Monday, January 14, 2013

Ps. 74.21-22 (the reversal)


Let not / the oppressed / sit humiliated
Let the poor / and needy / praise your name.
Arise / O God/ defend your cause
remember / that you are taunted / all day long by fools. 

These two verses serve to complement each other in several ways. On one level they serve to mirror each other: Let not the oppressed sit humiliated (mirrors) Arise O God, defend your cause; Let the poor and needy praise your name (mirrors) remember that you are taunted all day long by fools.

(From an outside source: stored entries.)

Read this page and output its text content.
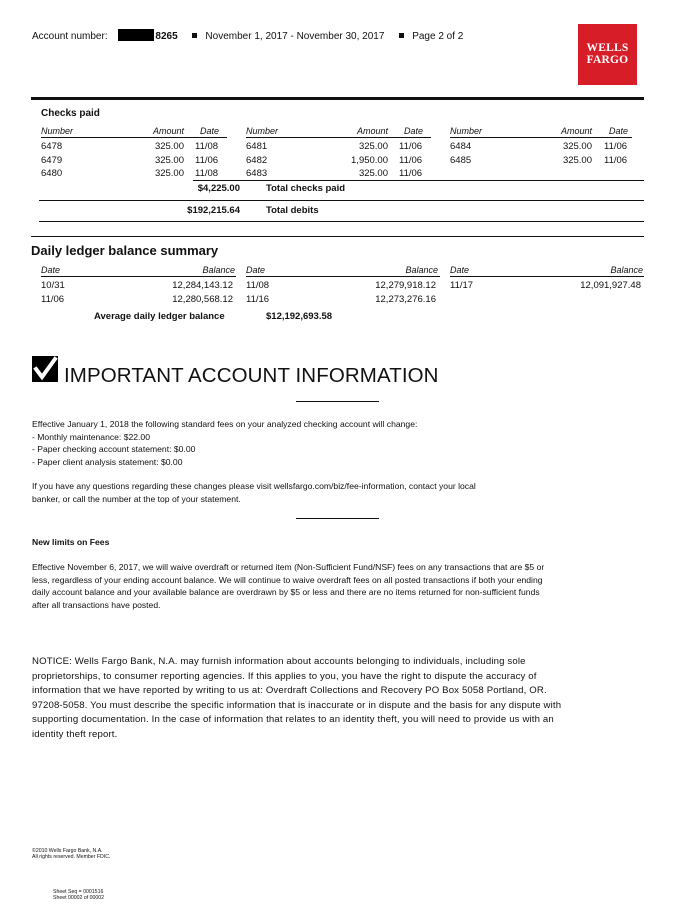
Account number:	8265	November 1, 2017 - November 30, 2017	Page 2 of 2
WELLS
FARGO
Checks paid
Number	Amount Date	Number	Amount Date	Number	Amount Date
6478	325.00 11/08	6481	325.00 11/06	6484	325.00 11/06
6479	325.00 11/06	6482	1,950.00 11/06	6485	325.00 11/06
6480	325.00 11/08	6483	325.00 11/06
$4,225.00	Total checks paid
$192,215.64	Total debits
Daily ledger balance summary
Date	Balance Date	Balance Date	Balance
10/31	12,284,143.12 11/08	12,279,918.12 11/17	12,091,927.48
11/06	12,280,568.12 11/16	12,273,276.16
Average daily ledger balance	$12,192,693.58
IMPORTANT ACCOUNT INFORMATION
Effective January 1, 2018 the following standard fees on your analyzed checking account will change:
- Monthly maintenance: $22.00
- Paper checking account statement: $0.00
- Paper client analysis statement: $0.00
If you have any questions regarding these changes please visit wellsfargo.com/biz/fee-information, contact your local
banker, or call the number at the top of your statement.
New limits on Fees
Effective November 6, 2017, we will waive overdraft or returned item (Non-Sufficient Fund/NSF) fees on any transactions that are $5 or
less, regardless of your ending account balance. We will continue to waive overdraft fees on all posted transactions if both your ending
daily account balance and your available balance are overdrawn by $5 or less and there are no items returned for non-sufficient funds
after all transactions have posted.
NOTICE: Wells Fargo Bank, N.A. may furnish information about accounts belonging to individuals, including sole
proprietorships, to consumer reporting agencies. If this applies to you, you have the right to dispute the accuracy of
information that we have reported by writing to us at: Overdraft Collections and Recovery PO Box 5058 Portland, OR.
97208-5058. You must describe the specific information that is inaccurate or in dispute and the basis for any dispute with
supporting documentation. In the case of information that relates to an identity theft, you will need to provide us with an
identity theft report.
©2010 Wells Fargo Bank, N.A.
All rights reserved. Member FDIC.
Sheet Seq = 0001516
Sheet 00002 of 00002
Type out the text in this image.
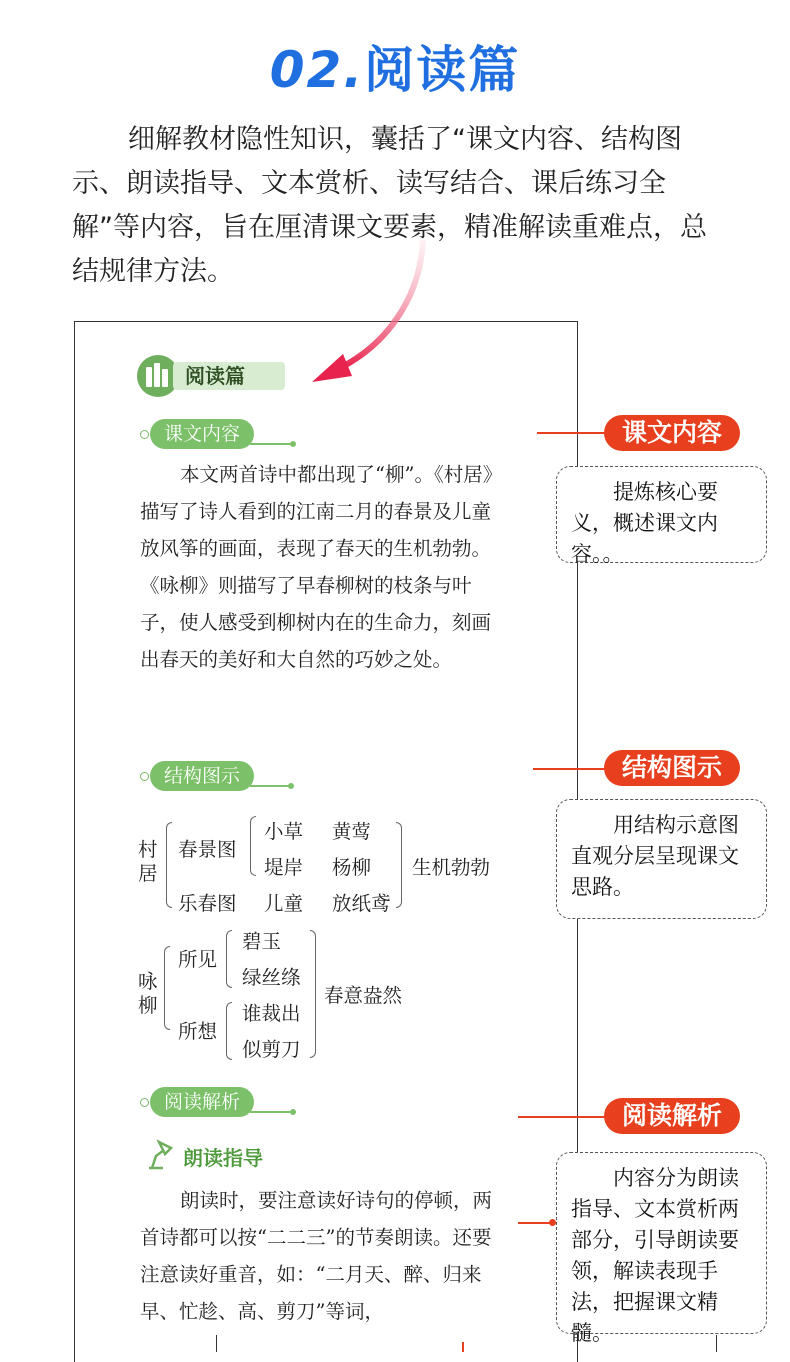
02.阅读篇

细解教材隐性知识，囊括了“课文内容、结构图示、朗读指导、文本赏析、读写结合、课后练习全解”等内容，旨在厘清课文要素，精准解读重难点，总结规律方法。

阅读篇
课文内容

本文两首诗中都出现了“柳”。《村居》描写了诗人看到的江南二月的春景及儿童放风筝的画面，表现了春天的生机勃勃。《咏柳》则描写了早春柳树的枝条与叶子，使人感受到柳树内在的生命力，刻画出春天的美好和大自然的巧妙之处。

结构图示
村居
春景图
小草 黄莺
堤岸 杨柳
乐春图 儿童 放纸鸢
生机勃勃
咏柳
所见
碧玉
绿丝绦
所想
谁裁出
似剪刀
春意盎然
阅读解析
朗读指导

朗读时，要注意读好诗句的停顿，两首诗都可以按“二二三”的节奏朗读。还要注意读好重音，如：“二月天、醉、归来早、忙趁、高、剪刀”等词，

课文内容

提炼核心要义，概述课文内容。。

结构图示

用结构示意图直观分层呈现课文思路。

阅读解析

内容分为朗读指导、文本赏析两部分，引导朗读要领，解读表现手法，把握课文精髓。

What I find most interesting in this comparison are the final lines of the verses wherein the “poor and needy praise” is mirrored by the “all day long taunt of fools”. In the present, the liturgy offered to God is one of a “taunt”. It ascends to him “all day long” and its priest-celebrants are “fools”. By contrast, following the “arising” of God, the liturgy that will be offered will be the ‘praise of your name” and it will be offered by the “poor and needy”. Further, they will no longer be “sitting in humility” but, presumably, “standing in glory”. As indicated, the “hinge” that re-orients both the nature of the liturgy offered and the participants is the “arising of God” to “defends his cause” and to redeem the oppressed. Because God’s “cause” is his covenantal fidelity (vs. 20), this liturgical change involves both actions simultaneously: God’s honor and the redemption of his “poor ones”. The point of these lines seems to lie in the ‘great reversal’ from “humiliation” to “liturgy”, from “oppression” to “freedom”. The “arising” of God redeems these “poor and needy” and places them in the context not merely of ‘liturgy’ but, specifically, of praising “your name”. This particular act of liturgy is instructive in that the psalmist has already related the fact that the place wherein God’s name dwells has been destroyed (vs. 7). Hence, letting the ‘poor and needy’ praise God’s name implies the rebuilding of the place where his name dwells. Their liturgy will, in this way, replace the “liturgy of mockery” that is currently being enacted in the Temple precincts.